В энергополе перед верховным магистром неспешно плыл информационный планшет. Протянув к нему механическую левую руку, Бонифаций пробежал по его поверхности металлическими костями пальцев, выискивая нужную информацию.
— Дерций. Командующий янтийскими войсками. Непосредственный командир твоего отца. Все ясно. Да, я вижу здесь его рекомендательное письмо.
— Дядя… То есть генерал Дерций сказал еще, что теперь, когда отца больше нет, вы будете присматривать за мной.

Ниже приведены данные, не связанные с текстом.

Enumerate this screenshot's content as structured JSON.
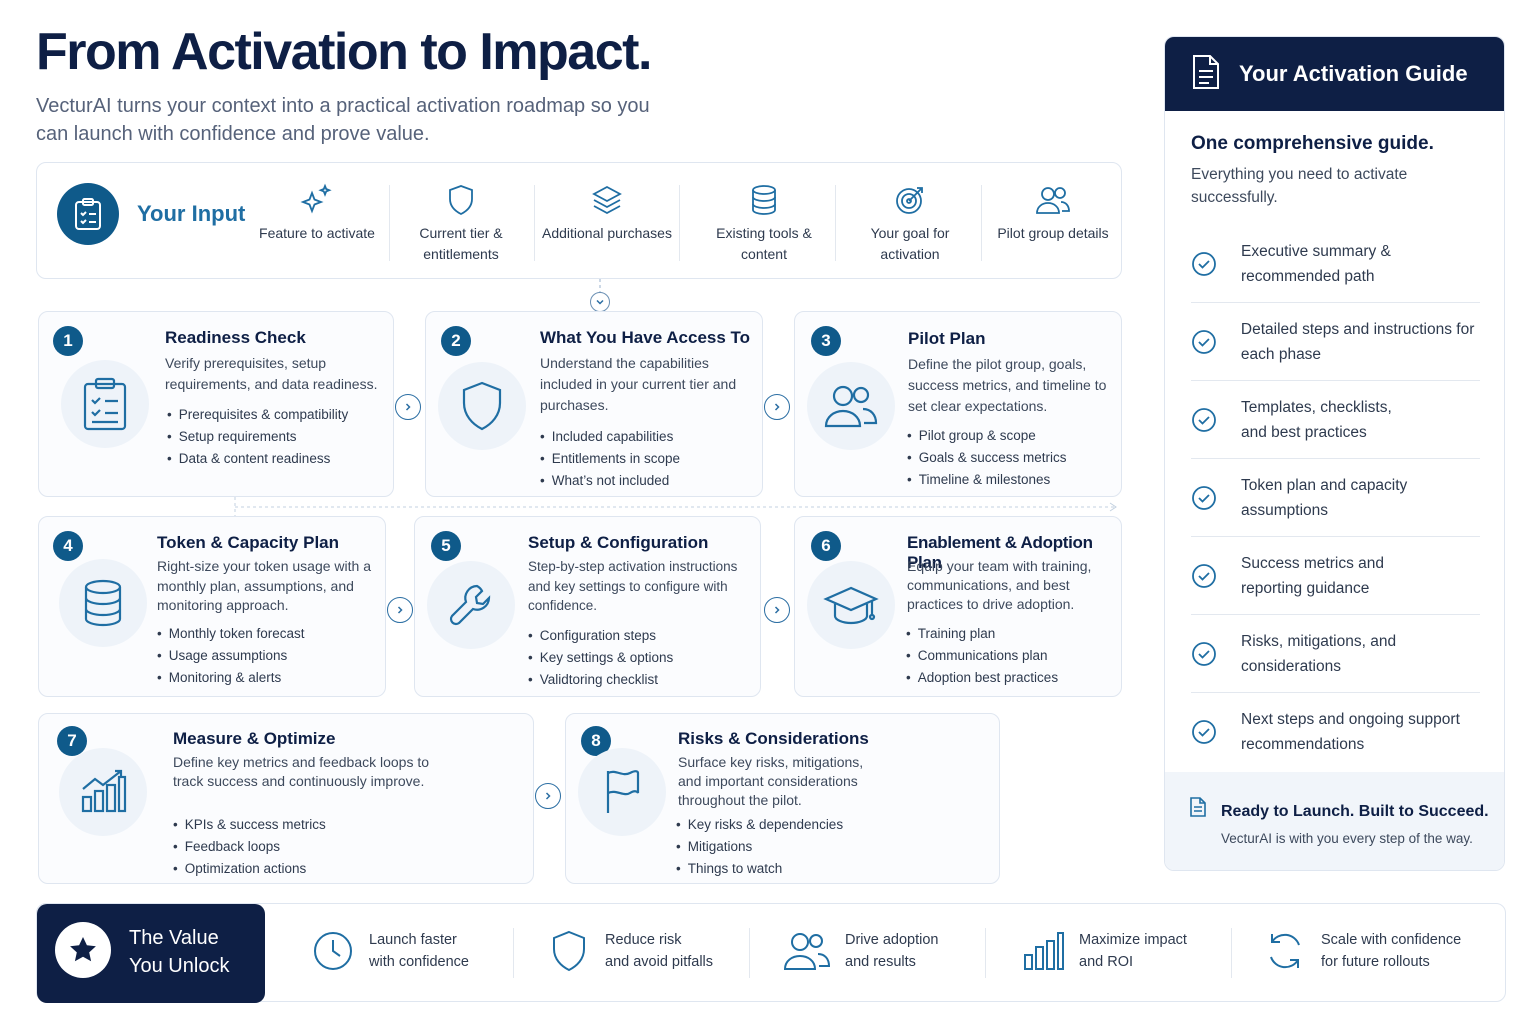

На какое-то мгновение Бонифаций замер. Когда он повернулся к Гаунту, его изуродованное лицо смягчилось и в единственном живом глазу читалось… расположение? Забота?
— Ну конечно, Ибрам. Мы присмотрим за тобой.
Кресло Бонифация подкатилось к латунному полотну на стене. Шестеренки на его боку со щелчком встали на зубцы спирали. Магистр дотронулся до рычажка, и медная дорожка начала возносить его над Гаунтом широкими кругами. Бонифаций остановился на уровне третьей полки, достал одну из книг и открыл наугад.
— Сила Императора… — прочел он. — Закончи.
— В Человечестве, как сила Человечества в Императоре. Проповеди Себастиана Тора, том двадцать третий, глава шестьдесят вторая.
Бонифаций двинул свое кресло выше, взял новую книгу.